He
Visited Zayla And Berberah In The Somali Country, And At Last Reached
Hormuz.
The 3rd book “entreateth of Persia,” the 4th of “India, and of the
cities and other notable thynges seene
There.” The 8th book contains the
“voyage of India,” in which he includes Pegu, Sumatra, Borneo, and Java,
where, “abhorryng the beastly maners” of a cannibal population, he made but
a short stay. Returning to Calicut, he used “great subtiltie,” escaped to
the “Portugales,” and was well received by the viceroy. After describing in
his 7th book the “viage or navigation of Ethiopia, Melinda, Mombaza,
Mozambrich (Mozambique), and Zaphala (Sofala),” he passed the Cape called
“Caput Bonæ Spei, and repaired to the goodly citie of Luxburne (Lisbon),”

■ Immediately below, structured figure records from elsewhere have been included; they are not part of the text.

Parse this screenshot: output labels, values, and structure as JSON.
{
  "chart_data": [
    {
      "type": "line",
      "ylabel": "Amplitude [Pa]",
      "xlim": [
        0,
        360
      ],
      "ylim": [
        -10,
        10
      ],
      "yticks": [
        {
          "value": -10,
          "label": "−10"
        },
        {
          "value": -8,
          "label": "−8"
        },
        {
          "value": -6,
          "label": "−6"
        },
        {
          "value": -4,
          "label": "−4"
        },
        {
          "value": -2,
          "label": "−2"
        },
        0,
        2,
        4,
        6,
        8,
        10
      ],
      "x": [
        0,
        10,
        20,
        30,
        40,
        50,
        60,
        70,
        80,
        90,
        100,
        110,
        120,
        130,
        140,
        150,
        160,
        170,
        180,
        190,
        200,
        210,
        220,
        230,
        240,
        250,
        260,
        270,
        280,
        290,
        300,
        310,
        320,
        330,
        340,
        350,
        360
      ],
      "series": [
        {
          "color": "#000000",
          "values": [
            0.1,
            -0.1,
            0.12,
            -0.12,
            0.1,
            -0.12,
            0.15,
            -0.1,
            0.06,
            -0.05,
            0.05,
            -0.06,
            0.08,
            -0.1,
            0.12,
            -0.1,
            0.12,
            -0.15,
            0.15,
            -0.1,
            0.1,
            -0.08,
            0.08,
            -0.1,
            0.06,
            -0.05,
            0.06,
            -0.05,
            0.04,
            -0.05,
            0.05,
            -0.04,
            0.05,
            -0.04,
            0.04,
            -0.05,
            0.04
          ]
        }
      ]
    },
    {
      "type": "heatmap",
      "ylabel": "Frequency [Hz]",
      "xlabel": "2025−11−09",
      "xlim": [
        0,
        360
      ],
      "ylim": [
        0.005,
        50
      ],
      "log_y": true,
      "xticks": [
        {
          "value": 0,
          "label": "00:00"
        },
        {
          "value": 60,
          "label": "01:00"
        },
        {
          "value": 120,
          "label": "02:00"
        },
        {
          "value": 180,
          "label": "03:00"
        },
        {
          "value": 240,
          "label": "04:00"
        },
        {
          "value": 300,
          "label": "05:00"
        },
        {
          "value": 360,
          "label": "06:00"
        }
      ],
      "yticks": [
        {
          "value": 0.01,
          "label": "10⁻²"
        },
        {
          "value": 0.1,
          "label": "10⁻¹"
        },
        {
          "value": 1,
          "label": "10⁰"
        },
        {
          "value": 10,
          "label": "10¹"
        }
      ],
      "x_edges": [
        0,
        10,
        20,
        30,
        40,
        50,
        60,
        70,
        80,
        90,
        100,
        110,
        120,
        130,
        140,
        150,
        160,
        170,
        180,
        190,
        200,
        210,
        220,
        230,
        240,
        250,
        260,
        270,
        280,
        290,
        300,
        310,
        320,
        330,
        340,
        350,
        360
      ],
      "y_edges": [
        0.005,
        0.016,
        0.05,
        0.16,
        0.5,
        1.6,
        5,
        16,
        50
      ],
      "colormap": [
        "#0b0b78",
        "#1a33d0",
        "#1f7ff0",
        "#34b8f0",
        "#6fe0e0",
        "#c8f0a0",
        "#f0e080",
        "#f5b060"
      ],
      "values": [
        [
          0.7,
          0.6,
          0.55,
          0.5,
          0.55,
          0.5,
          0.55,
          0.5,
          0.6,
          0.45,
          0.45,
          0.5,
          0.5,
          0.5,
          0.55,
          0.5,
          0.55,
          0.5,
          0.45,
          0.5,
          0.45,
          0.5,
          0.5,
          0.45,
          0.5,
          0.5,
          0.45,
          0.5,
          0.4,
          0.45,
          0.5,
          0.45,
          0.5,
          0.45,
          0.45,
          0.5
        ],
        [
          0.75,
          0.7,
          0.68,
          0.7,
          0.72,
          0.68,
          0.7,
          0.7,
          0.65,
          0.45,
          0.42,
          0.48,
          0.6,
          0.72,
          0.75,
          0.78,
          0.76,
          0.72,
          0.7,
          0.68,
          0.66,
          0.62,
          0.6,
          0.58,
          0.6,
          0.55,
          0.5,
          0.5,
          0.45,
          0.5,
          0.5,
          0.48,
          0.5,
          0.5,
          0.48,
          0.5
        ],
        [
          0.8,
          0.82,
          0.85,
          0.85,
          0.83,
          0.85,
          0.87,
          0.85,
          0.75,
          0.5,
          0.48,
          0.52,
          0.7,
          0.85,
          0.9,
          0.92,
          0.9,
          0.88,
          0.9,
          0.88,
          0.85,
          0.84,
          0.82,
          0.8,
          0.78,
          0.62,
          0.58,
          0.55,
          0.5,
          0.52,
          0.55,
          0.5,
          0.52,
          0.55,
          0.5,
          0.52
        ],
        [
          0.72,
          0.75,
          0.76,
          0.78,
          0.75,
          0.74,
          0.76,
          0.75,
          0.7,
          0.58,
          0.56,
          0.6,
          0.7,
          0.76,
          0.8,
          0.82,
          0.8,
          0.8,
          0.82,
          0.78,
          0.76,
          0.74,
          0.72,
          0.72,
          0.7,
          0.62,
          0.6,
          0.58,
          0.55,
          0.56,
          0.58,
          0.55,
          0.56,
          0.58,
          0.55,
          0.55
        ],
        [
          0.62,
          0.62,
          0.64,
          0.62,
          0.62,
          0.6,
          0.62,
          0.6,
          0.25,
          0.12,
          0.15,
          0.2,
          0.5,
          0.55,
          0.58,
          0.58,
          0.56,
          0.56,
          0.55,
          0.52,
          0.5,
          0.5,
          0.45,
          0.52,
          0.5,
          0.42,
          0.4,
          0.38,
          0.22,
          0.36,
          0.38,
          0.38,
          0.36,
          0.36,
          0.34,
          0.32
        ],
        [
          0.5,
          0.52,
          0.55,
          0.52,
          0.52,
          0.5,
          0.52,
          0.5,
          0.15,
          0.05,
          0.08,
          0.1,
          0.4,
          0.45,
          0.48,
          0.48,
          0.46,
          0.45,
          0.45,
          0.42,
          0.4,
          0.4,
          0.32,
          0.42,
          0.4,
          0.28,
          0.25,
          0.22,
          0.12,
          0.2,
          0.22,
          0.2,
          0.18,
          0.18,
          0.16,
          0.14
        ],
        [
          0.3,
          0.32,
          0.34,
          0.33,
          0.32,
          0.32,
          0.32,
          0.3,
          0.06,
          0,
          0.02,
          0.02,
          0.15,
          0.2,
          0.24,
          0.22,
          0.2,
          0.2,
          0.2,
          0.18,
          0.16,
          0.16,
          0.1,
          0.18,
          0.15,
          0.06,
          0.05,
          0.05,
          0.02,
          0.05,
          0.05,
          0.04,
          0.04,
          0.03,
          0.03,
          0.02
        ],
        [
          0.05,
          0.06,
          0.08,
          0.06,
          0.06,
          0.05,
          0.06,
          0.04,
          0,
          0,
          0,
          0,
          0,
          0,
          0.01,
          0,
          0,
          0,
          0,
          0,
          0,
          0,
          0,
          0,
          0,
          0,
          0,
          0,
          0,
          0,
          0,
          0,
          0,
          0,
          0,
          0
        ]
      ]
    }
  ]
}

where he had the honour of kissing hands. The king confirmed with his
great seal the “letters patentes,” whereby his lieutenant the viceroy of
India had given the pilgrim the order of knighthood. “And thus,” says
Bartema by way of conclusion, “departing from thence with the kyngs
pasporte and safe conducte, at the length after these my long and great
trauayles and
[p.337] dangers, I came to my long desyred native countrey, the citie
of Rome, by the grace of God, to whom be all honour and glory.”
This old traveller’s pages abound with the information to be collected in
a fresh field by an unscrupulous and hard-headed observer. They are of
course disfigured with a little romancing. His Jews at Khaybor, near
Al-Madinah, were five or six spans long.